ST. LOUIS – Melanie Shouse has a hard road to travel. Not only is she fighting breast cancer, she’s also fighting the health care industry. As a small business owner, she could only afford a catastrophic health insurance policy, where her co-pay and deductible nears $10,000.

‘When I first noticed a small lump on my breast, denial seemed the only option,’ she told the World as Missouri State Workers’ Union (CWA-MSWU), Jobs with Justice, Pro-Vote and ACORN members rallied out-side of the South Broadway Social Services office here July 29.

CWA-MSWU Local 6355 called the rally to draw attention to the proposed $25 million r budget cut to the Missouri Department of Social Services. The State Workers’ Union represents Missouri’s Social Service workers.

Shouse, who was told that she had a 13 percent chance of survival, knew she couldn’t pay her co-pay and deductible. ‘For weeks after diagnosis,’ Shouse said, ‘I was in a state of near panic regarding how I would pay for treatment. I had no savings and no real assets, and no idea how I was going to cover these monumental co-pays and deductibles.’ ‘And with this prize-winning pre-existing condition, I had no opportunity to seek a better private health plan. I was shut out of the market,’ she said.

Melanie knew she could expect little help from her insurer, so she went to the St. Louis County Medicaid office.

‘My fabulous caseworker got right to work. Within days I received this Missouri Medicaid card that probably saved my life,’ Shouse continued. ‘With this card, I could walk into one of the top cancer centers in the world and receive top-notch care without having to sell a kidney to cover my deductibles.’ ‘I’m standing here today thanks to the Missouri Medicaid program.’ According to Bradley Harmon, president of the State Workers’ Union, Melanie’s story is exactly why cuts to social services is the wrong way to balance Missouri’s budget – as fewer social workers mean fewer applications processed, and fewer applications processed means fewer Missourians will get the care they need.

‘We know we’re in a budget crisis,’ Harmon said. ‘There’s no fat in our budget to cut, there’s not even muscle. We’re cutting into the bone and in the process we’re destroying our social safety net.’ ‘We have to put the needs of ordinary Missourians, like Melanie Shouse, first,’ Harmon continued.

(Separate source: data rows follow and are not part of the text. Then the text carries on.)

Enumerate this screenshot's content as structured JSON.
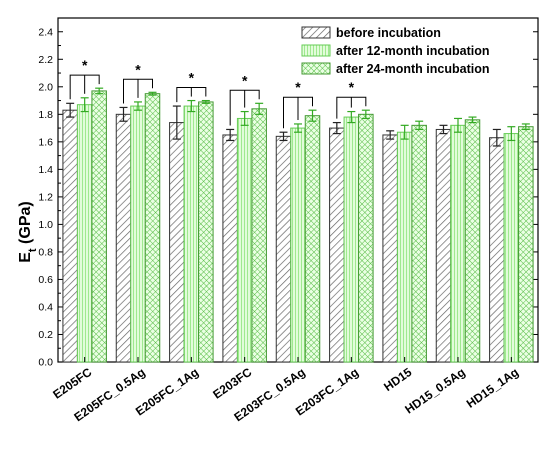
{
  "chart_data": {
    "type": "bar",
    "ylabel": "E",
    "ylabel_sub": "t",
    "ylabel_unit": " (GPa)",
    "ylim": [
      0.0,
      2.5
    ],
    "yticks": [
      "0.0",
      "0.2",
      "0.4",
      "0.6",
      "0.8",
      "1.0",
      "1.2",
      "1.4",
      "1.6",
      "1.8",
      "2.0",
      "2.2",
      "2.4"
    ],
    "grid": false,
    "legend_position": "top-right",
    "categories": [
      "E205FC",
      "E205FC_0.5Ag",
      "E205FC_1Ag",
      "E203FC",
      "E203FC_0.5Ag",
      "E203FC_1Ag",
      "HD15",
      "HD15_0.5Ag",
      "HD15_1Ag"
    ],
    "series": [
      {
        "name": "before incubation",
        "pattern": "diagonal-hatch",
        "color": "#555555",
        "values": [
          1.83,
          1.8,
          1.74,
          1.65,
          1.64,
          1.7,
          1.65,
          1.69,
          1.63
        ],
        "errors": [
          0.05,
          0.05,
          0.12,
          0.04,
          0.03,
          0.04,
          0.03,
          0.03,
          0.06
        ]
      },
      {
        "name": "after 12-month incubation",
        "pattern": "vertical-lines",
        "color": "#66dd55",
        "values": [
          1.87,
          1.86,
          1.86,
          1.77,
          1.7,
          1.78,
          1.67,
          1.72,
          1.66
        ],
        "errors": [
          0.05,
          0.03,
          0.04,
          0.05,
          0.03,
          0.04,
          0.05,
          0.05,
          0.05
        ]
      },
      {
        "name": "after 24-month incubation",
        "pattern": "crosshatch",
        "color": "#55cc44",
        "values": [
          1.97,
          1.95,
          1.89,
          1.84,
          1.79,
          1.8,
          1.72,
          1.76,
          1.71
        ],
        "errors": [
          0.02,
          0.01,
          0.01,
          0.04,
          0.04,
          0.03,
          0.03,
          0.02,
          0.02
        ]
      }
    ],
    "annotations": {
      "symbol": "*",
      "significant_categories": [
        0,
        1,
        2,
        3,
        4,
        5
      ]
    }
  }
}
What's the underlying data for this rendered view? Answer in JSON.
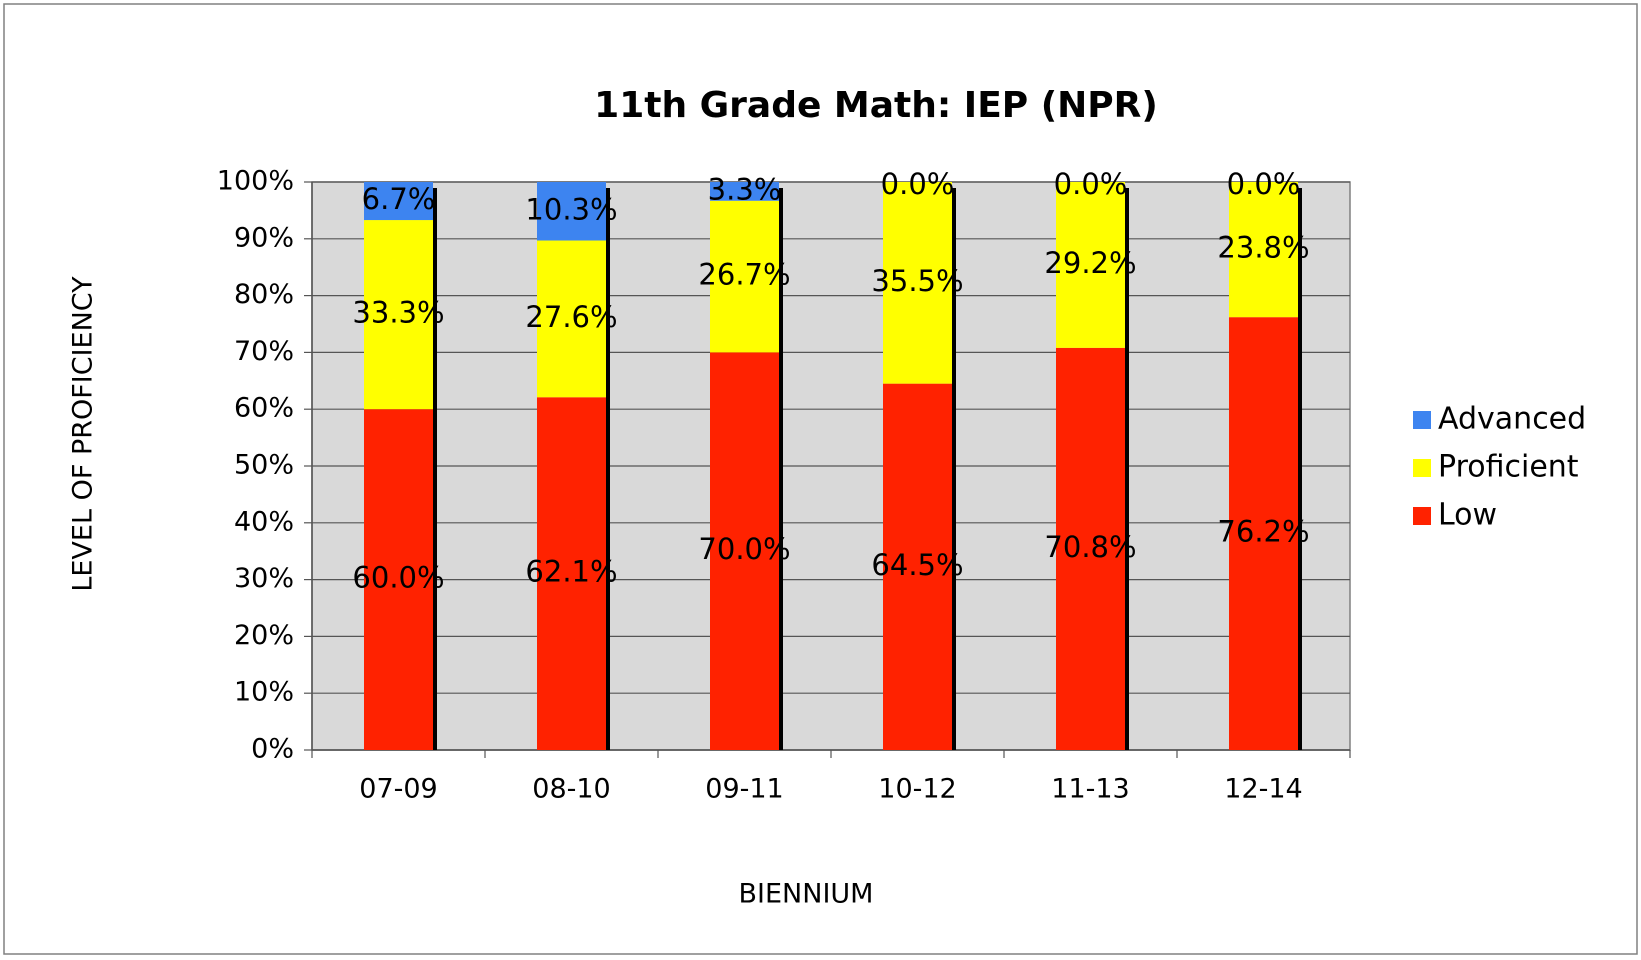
{
  "chart_data": {
    "type": "stacked_bar",
    "title": "11th Grade Math:  IEP (NPR)",
    "x_label": "BIENNIUM",
    "y_label": "LEVEL OF PROFICIENCY",
    "categories": [
      "07-09",
      "08-10",
      "09-11",
      "10-12",
      "11-13",
      "12-14"
    ],
    "series": [
      {
        "name": "Low",
        "color": "#ff2200",
        "values": [
          60.0,
          62.1,
          70.0,
          64.5,
          70.8,
          76.2
        ],
        "value_labels": [
          "60.0%",
          "62.1%",
          "70.0%",
          "64.5%",
          "70.8%",
          "76.2%"
        ]
      },
      {
        "name": "Proficient",
        "color": "#ffff00",
        "values": [
          33.3,
          27.6,
          26.7,
          35.5,
          29.2,
          23.8
        ],
        "value_labels": [
          "33.3%",
          "27.6%",
          "26.7%",
          "35.5%",
          "29.2%",
          "23.8%"
        ]
      },
      {
        "name": "Advanced",
        "color": "#3d84f0",
        "values": [
          6.7,
          10.3,
          3.3,
          0.0,
          0.0,
          0.0
        ],
        "value_labels": [
          "6.7%",
          "10.3%",
          "3.3%",
          "0.0%",
          "0.0%",
          "0.0%"
        ]
      }
    ],
    "ylim": [
      0,
      100
    ],
    "yticks": [
      {
        "value": 0,
        "label": "0%"
      },
      {
        "value": 10,
        "label": "10%"
      },
      {
        "value": 20,
        "label": "20%"
      },
      {
        "value": 30,
        "label": "30%"
      },
      {
        "value": 40,
        "label": "40%"
      },
      {
        "value": 50,
        "label": "50%"
      },
      {
        "value": 60,
        "label": "60%"
      },
      {
        "value": 70,
        "label": "70%"
      },
      {
        "value": 80,
        "label": "80%"
      },
      {
        "value": 90,
        "label": "90%"
      },
      {
        "value": 100,
        "label": "100%"
      }
    ],
    "grid": true,
    "legend": "right"
  }
}
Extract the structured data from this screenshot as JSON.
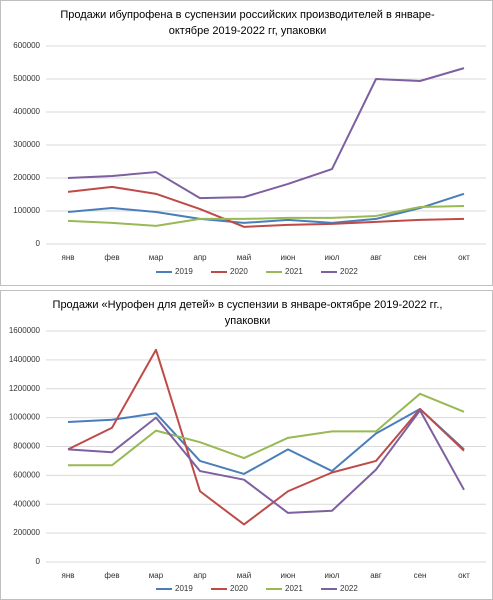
{
  "chart_data": [
    {
      "type": "line",
      "title": "Продажи ибупрофена в суспензии российских производителей в январе-октябре 2019-2022 гг, упаковки",
      "categories": [
        "янв",
        "фев",
        "мар",
        "апр",
        "май",
        "июн",
        "июл",
        "авг",
        "сен",
        "окт"
      ],
      "ylim": [
        0,
        600000
      ],
      "yticks": [
        0,
        100000,
        200000,
        300000,
        400000,
        500000,
        600000
      ],
      "grid": true,
      "legend": "bottom",
      "series": [
        {
          "name": "2019",
          "color": "#4a7ebb",
          "values": [
            97000,
            109000,
            97000,
            76000,
            64000,
            73000,
            64000,
            76000,
            109000,
            152000
          ]
        },
        {
          "name": "2020",
          "color": "#be4b48",
          "values": [
            158000,
            173000,
            152000,
            106000,
            52000,
            58000,
            61000,
            67000,
            73000,
            76000
          ]
        },
        {
          "name": "2021",
          "color": "#98b954",
          "values": [
            70000,
            64000,
            55000,
            76000,
            76000,
            79000,
            79000,
            85000,
            112000,
            115000
          ]
        },
        {
          "name": "2022",
          "color": "#7d60a0",
          "values": [
            200000,
            206000,
            218000,
            139000,
            142000,
            182000,
            227000,
            500000,
            494000,
            533000
          ]
        }
      ]
    },
    {
      "type": "line",
      "title": "Продажи «Нурофен для детей» в суспензии в январе-октябре 2019-2022 гг., упаковки",
      "categories": [
        "янв",
        "фев",
        "мар",
        "апр",
        "май",
        "июн",
        "июл",
        "авг",
        "сен",
        "окт"
      ],
      "ylim": [
        0,
        1600000
      ],
      "yticks": [
        0,
        200000,
        400000,
        600000,
        800000,
        1000000,
        1200000,
        1400000,
        1600000
      ],
      "grid": true,
      "legend": "bottom",
      "series": [
        {
          "name": "2019",
          "color": "#4a7ebb",
          "values": [
            970000,
            985000,
            1030000,
            700000,
            610000,
            780000,
            630000,
            890000,
            1060000,
            780000
          ]
        },
        {
          "name": "2020",
          "color": "#be4b48",
          "values": [
            780000,
            930000,
            1470000,
            490000,
            260000,
            490000,
            620000,
            700000,
            1060000,
            770000
          ]
        },
        {
          "name": "2021",
          "color": "#98b954",
          "values": [
            670000,
            670000,
            910000,
            830000,
            720000,
            860000,
            905000,
            905000,
            1165000,
            1040000
          ]
        },
        {
          "name": "2022",
          "color": "#7d60a0",
          "values": [
            780000,
            760000,
            1000000,
            630000,
            570000,
            340000,
            355000,
            640000,
            1050000,
            500000
          ]
        }
      ]
    }
  ]
}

Shouse, a strong supporter of the health care public option, added, ‘Our efficient and effective public health plan [Medicaid] has allowed me to receive some of the best, cutting-edge care in the world. I didn’t have to wait. And I don’t have to worry about how I’m going to pay for it.’ As Republicans and conservative Democrats deny health care reform in Washington, hundreds of thousands of Americans face the same stress, uncertainty and hardship as Melanie Shouse.

‘But, as our nation has learned so painfully over the past eight years,’ Shouse continued, ‘denial leads to catastrophe.’